H.B. 500 adds the determination of a district that a student, on completion of grade 11, is unlikely to satisfy the alternative score requirements for receiving a high school diploma that are set out by the bill's provisions as a condition under which the district is required to require the student to enroll in an appropriate, rather than a corresponding, content-area college preparatory course for which an end-of-course test has been adopted, if available. The bill authorizes a student to use the student's score on the end-of-course test for the college preparatory course towards satisfying the score requirements applicable to the student under the secondary-level performance requirements, rather than towards satisfying the cumulative score requirements.

 

H.B. 500, in temporary provisions setting out the period under which the transition from general high school subject tests to end-of-course tests is made, as implemented by commissioner rule, requires a student entering the ninth grade during the 2011-2012 or 2012-2013 school year to be administered each secondary-level end-of-course test for a course in which the student is enrolled and for which an end-of-course test is administered.
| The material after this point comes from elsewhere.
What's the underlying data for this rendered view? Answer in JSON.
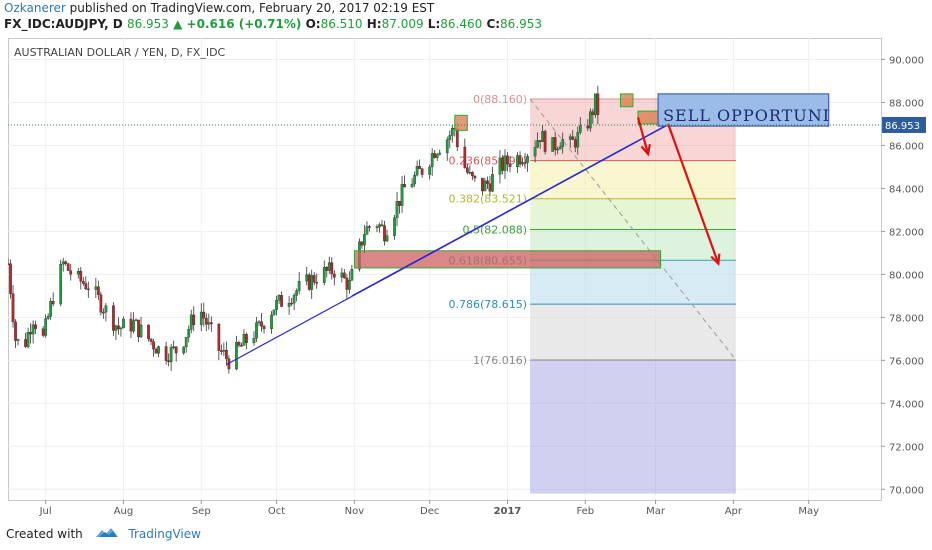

The bill prohibits such a student from receiving a high school diploma unless the student achieves a score that meets or exceeds the satisfactory score as determined by the commissioner on certain end-of-course tests or has performed satisfactorily on each exit-level test required by provisions of law as they existed before amendment by Chapter 1312 (S.B. No. 1031), Acts of the 80th Legislature, Regular Session, 2007, as that performance was determined according to those provisions. The bill prohibits a student entering the ninth grade during the 2013-2014 school year or a later school year from receiving a high school diploma unless the student has satisfied the secondary-level cumulative score requirements or the alternative score requirements, as applicable to the student.

 

H.B. 500 adds each student subject to the score requirements for the advanced high school program, to the alternative score requirements set out by the bill, or to the requirement under the transition period for a student entering the ninth grade during the 2011-2012 or 2012-2013 school year to the students entitled to notice of the specific requirements applicable to the student under rules adopted by the commissioner. The bill extends from September 1, 2015, to September 1, 2017, the expiration date of the temporary provisions relating to the notification entitlement and the commissioner's transition plan.

 

EFFECTIVE DATE

 

On passage, or, if the bill does not receive the necessary vote, September 1, 2011.